The holiday selling season is under way, and early results point to a challenging environment for traditional retailers. The closely watched opening weekend, which used to begin on Black Friday but now extends to Thanksgiving, was disappointing.
Despite extensive media coverage about the frenzy among consumers at stores across the country, the National Retail Federation reports that, while the number of shoppers over the four-day period rose to 141 million from 139 million in 2012, sales fell 2.7%, to $57.4 billion. The decline is ominous in light of the extensive advertising and promotional activity that retailers engaged in and the shortened time-frame in which they have to catch up. There are six fewer days between Thanksgiving and Christmas this year than last.

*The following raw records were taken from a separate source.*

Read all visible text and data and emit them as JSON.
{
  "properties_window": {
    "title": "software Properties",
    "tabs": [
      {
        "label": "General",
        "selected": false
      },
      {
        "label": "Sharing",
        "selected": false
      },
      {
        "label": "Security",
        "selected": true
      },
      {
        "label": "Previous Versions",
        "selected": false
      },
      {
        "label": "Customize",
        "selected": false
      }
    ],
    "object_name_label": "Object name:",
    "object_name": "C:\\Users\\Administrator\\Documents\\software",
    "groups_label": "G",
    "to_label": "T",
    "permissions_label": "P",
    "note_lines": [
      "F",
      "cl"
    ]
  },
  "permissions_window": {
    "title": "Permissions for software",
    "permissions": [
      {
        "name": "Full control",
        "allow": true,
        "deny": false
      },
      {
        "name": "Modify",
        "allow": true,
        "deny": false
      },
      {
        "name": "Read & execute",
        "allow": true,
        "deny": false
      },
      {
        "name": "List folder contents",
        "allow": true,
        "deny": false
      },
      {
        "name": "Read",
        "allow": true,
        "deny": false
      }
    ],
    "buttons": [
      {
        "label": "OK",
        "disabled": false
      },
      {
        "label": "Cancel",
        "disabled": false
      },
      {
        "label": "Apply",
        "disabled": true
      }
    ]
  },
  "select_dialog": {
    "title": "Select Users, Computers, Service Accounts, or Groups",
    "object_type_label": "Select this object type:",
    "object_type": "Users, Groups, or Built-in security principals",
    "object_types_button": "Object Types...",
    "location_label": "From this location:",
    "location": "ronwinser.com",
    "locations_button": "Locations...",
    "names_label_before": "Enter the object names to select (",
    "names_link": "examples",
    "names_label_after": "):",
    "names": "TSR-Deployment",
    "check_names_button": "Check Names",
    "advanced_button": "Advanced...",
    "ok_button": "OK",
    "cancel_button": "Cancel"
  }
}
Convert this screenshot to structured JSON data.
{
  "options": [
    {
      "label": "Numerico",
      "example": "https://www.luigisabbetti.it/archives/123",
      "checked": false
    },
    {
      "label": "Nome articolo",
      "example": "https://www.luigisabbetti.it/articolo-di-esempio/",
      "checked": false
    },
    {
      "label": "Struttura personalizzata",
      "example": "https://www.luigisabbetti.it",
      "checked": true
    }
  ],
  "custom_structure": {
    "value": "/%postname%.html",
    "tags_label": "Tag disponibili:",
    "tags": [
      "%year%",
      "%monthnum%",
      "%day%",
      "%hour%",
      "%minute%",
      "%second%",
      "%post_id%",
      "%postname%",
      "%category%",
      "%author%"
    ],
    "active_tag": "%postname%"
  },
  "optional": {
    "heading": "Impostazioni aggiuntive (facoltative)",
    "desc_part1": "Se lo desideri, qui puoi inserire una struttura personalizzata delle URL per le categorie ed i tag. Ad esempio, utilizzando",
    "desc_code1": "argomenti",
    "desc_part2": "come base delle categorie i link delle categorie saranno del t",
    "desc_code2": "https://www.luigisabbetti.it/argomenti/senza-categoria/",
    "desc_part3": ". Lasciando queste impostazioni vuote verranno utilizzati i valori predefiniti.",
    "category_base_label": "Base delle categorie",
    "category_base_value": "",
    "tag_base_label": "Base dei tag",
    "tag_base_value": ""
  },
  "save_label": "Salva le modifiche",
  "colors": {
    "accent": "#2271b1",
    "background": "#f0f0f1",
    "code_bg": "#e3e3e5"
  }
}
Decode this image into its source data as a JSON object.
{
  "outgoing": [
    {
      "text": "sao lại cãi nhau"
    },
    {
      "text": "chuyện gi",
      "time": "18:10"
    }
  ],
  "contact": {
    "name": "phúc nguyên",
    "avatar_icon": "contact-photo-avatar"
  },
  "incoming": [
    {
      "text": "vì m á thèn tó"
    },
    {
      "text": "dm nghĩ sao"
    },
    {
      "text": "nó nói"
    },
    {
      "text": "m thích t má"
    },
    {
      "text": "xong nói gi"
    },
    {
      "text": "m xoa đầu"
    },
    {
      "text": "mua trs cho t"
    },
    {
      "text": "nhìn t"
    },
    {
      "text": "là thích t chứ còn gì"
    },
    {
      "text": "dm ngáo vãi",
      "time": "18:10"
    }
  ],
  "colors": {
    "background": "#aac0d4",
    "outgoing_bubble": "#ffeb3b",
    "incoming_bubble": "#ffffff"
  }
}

Contrast that performance with Cyber Monday. Before the event, NRF expected 131 million people to participate. A subsequent report from Adobe says that online sales on that day increased 16% from the previous year to $2.29 billion, and that total e-commerce volume for the holiday weekend soared 26% to $7.4 billion. While still only a fraction the size of in-store sales, e-commerce is altering market dynamics, a change that could have serious implications in terms of the number of brick-and-mortar stores that are needed and how the stores that remain are shopped.
What’s happened thus far is only the beginning. In a new Deloitte study, "Digital Commerce in the Supermarket Aisle," consumers indicate that they expect rapid growth in the online sale of food, personal care products and household goods. They say their use of e-commerce in those categories will rise 67% in the next 12 months and 158% in three years. That shift will create new opportunities for consumer packaged goods makers, as well as retailers, to sell directly to the consumer.
"The importance of e-commerce to CPG companies has not, in most cases, translated into a fully developed strategy for capitalizing on this channel," says Pat Conroy, vice chairman and consumer products sector leader at Deloitte.
It’s only a matter of time before suppliers seize the day. When they do, retailers will have another potentially potent source of competition for shoppers’ time, attention and dollars. Technology has demonstrated its ability to change the game. For any merchants that haven’t already recognized that fact and started to adapt their business model, time is running out.